Nationally, the 18.8 percent vacancy rate in April was 210 basis higher than it was at the same point last year. Markets that are home to the tech industry have been hit the worst when it comes to occupancy. For example, San Francisco’s vacancy rate was up 650 basis points over the 12 months ending in April. Major life sciences and lab markets such as Boston and San Diego have also seen vacancies rise due to the recent spikes in lab and related office construction along with a rise in remote work.

Under-construction office space totaled 83.7 million square feet at the end of April, representing 1.2 percent of total stock. The pipeline measurement has shrunk by more than 50 percent in the past 18 months, as “starts have slowed to a crawl,” according to the report 

Following the construction spikes in 2022 and 2023, office starts have been nearly nonexistent this year, with just 3.2 million square feet of new space breaking ground through the end of April, according to CommercialEdge. And none of the top Midwestern markets broke ground on office projects so far this year. However, Greater Boston still finished April with the most amount of space under construction in the U.S. at 13.9 million square feet.

“We anticipate that once interest rate cuts begin, developers will slowly dip their toes back into the water,” CommercialEdge’s report reads. “But, given the current state of office demand, it may be years until there is a meaningful uptick in office starts.”

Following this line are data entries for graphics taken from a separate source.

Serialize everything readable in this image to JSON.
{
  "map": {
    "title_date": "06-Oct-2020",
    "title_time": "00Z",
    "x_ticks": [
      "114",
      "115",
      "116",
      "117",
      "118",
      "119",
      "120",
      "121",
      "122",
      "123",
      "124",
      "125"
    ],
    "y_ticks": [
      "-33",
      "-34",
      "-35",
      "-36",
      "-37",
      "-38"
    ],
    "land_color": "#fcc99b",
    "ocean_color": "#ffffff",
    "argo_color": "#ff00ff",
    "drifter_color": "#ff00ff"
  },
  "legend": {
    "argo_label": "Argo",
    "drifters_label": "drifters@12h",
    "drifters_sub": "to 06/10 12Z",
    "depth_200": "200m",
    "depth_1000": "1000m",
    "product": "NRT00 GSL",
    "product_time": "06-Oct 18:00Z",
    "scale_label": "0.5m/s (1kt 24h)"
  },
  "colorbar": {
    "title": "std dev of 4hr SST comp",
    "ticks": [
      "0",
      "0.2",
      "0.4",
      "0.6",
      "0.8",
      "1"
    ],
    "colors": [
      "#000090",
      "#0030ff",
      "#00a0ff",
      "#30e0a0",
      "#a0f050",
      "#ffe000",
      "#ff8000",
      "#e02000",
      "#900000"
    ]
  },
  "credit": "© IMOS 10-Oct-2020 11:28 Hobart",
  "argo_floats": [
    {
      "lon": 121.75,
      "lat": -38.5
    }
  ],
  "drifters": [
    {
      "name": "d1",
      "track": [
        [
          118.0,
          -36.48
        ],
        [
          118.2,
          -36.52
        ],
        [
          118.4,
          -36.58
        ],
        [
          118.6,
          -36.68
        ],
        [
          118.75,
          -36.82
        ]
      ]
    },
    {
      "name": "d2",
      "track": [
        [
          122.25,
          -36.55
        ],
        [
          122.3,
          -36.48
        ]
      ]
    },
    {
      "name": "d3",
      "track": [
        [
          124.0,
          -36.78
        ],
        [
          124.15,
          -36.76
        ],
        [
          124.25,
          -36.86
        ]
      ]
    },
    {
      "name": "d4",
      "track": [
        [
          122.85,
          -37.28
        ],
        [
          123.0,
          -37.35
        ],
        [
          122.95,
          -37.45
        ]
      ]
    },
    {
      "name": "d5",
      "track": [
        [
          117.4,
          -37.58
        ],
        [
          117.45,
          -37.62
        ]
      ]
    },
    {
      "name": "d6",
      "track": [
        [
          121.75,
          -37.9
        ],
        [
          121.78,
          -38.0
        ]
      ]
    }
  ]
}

Debt service coverage ratios — which measure the property’s income against its debt — have declined due to rising debt costs and expenses, and receding cash flows. CommercialEdge said the highly anticipated mega-wave of office distress has yet to materialize, but many markets are exposed to potential distress.

“Everyone has been asking, ‘Where is this wave of distress?’ ” Peter Kolaczynski, associate director at CommercialEdge, said in a statement. “The reality is that it didn’t materialize with extensions the last few years, but we are seeing an uptick, and this data shows the threat is still there in many areas.”